# Differential Equation Root of Pt (aka xy)

1. Jun 14, 2010

### avant_t7

1. The problem statement, all variables and given/known data
dP/dt=root of (Pt)

2. Relevant equations
P(1)=2

3. The attempt at a solution
Well, I figure that the integrating factor is 1, since there is no P(x) value, so it's a matter of finding the integral of root(Pt). I can't solve this because the only method I know is substitution, and it doesn't work on this equation.

Thanks guys

2. Jun 14, 2010

### Staff: Mentor

this equation is separable. Write sqrt(Pt) as P1/2t1/2.

3. Jun 14, 2010

### avant_t7

I see that, I guess I'm just confused by finding the integral of two variables.

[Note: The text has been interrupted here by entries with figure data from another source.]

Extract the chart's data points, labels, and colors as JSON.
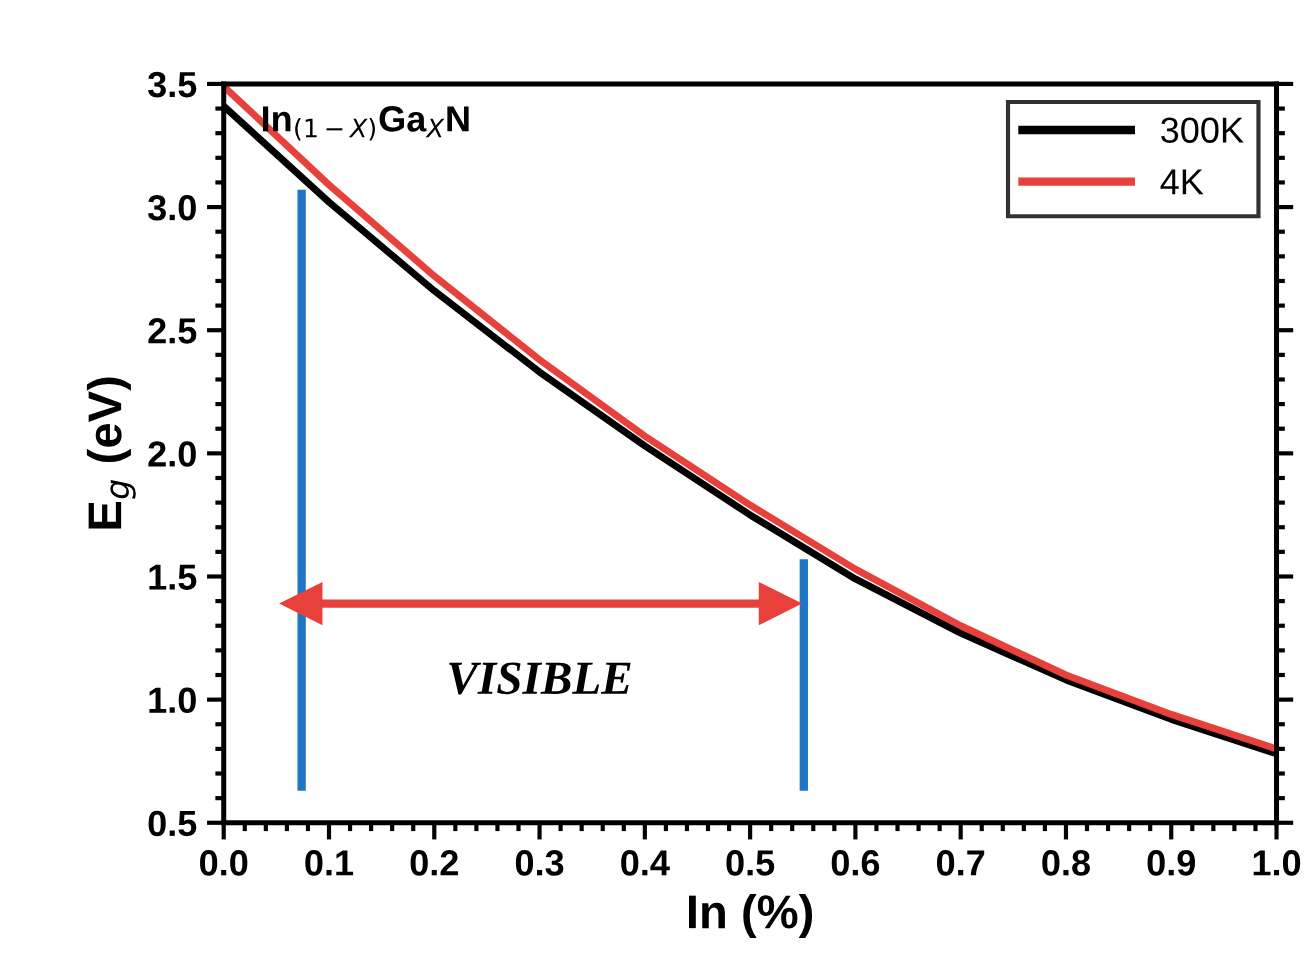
{
  "chart_data": {
    "type": "line",
    "xlabel": "In (%)",
    "ylabel": "E$_{g}$ (eV)",
    "x": [
      0,
      0.1,
      0.2,
      0.3,
      0.4,
      0.5,
      0.6,
      0.7,
      0.8,
      0.9,
      1.0
    ],
    "series": [
      {
        "name": "300K",
        "color": "#000000",
        "values": [
          3.41,
          3.02,
          2.66,
          2.33,
          2.03,
          1.75,
          1.49,
          1.27,
          1.08,
          0.92,
          0.78
        ]
      },
      {
        "name": "4K",
        "color": "#e8403a",
        "values": [
          3.49,
          3.09,
          2.72,
          2.38,
          2.07,
          1.79,
          1.53,
          1.3,
          1.1,
          0.94,
          0.8
        ]
      },
      {
        "color": "#1f77c4",
        "x": [
          0.074,
          0.074
        ],
        "values": [
          0.63,
          3.07
        ]
      },
      {
        "color": "#1f77c4",
        "x": [
          0.551,
          0.551
        ],
        "values": [
          0.63,
          1.57
        ]
      },
      {
        "color": "#e8403a",
        "x": [
          0.074,
          0.528
        ],
        "values": [
          1.39,
          1.39
        ],
        "marker": "triangle"
      }
    ],
    "annotations": [
      "In$_{(1−X)}$Ga$_{X}$N",
      "VISIBLE"
    ],
    "xlim": [
      0,
      1.0
    ],
    "ylim": [
      0.5,
      3.5
    ],
    "xticks": [
      {
        "value": 0,
        "label": "0.0"
      },
      0.1,
      0.2,
      0.3,
      0.4,
      0.5,
      0.6,
      0.7,
      0.8,
      0.9,
      {
        "value": 1,
        "label": "1.0"
      }
    ],
    "yticks": [
      0.5,
      {
        "value": 1,
        "label": "1.0"
      },
      1.5,
      {
        "value": 2,
        "label": "2.0"
      },
      2.5,
      {
        "value": 3,
        "label": "3.0"
      },
      3.5
    ],
    "legend": "top right",
    "grid": false
  }
}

If I substitute u for Pt, and du=(t)dP/dt + P dt...

will that work?

4. Jun 14, 2010

### Staff: Mentor

You don't need to do a substitution and you aren't going to have any integrals with two variables.

$$\frac{dP}{dt} = \sqrt{Pt} = P^{1/2}t^{1/2}$$

Separate to get the following.
$$\frac{dP}{P^{1/2}} = t^{1/2} dt$$

Now integrate.

5. Jun 14, 2010

### avant_t7

shesh you're right, how silly of me.

THanks a lot Mark!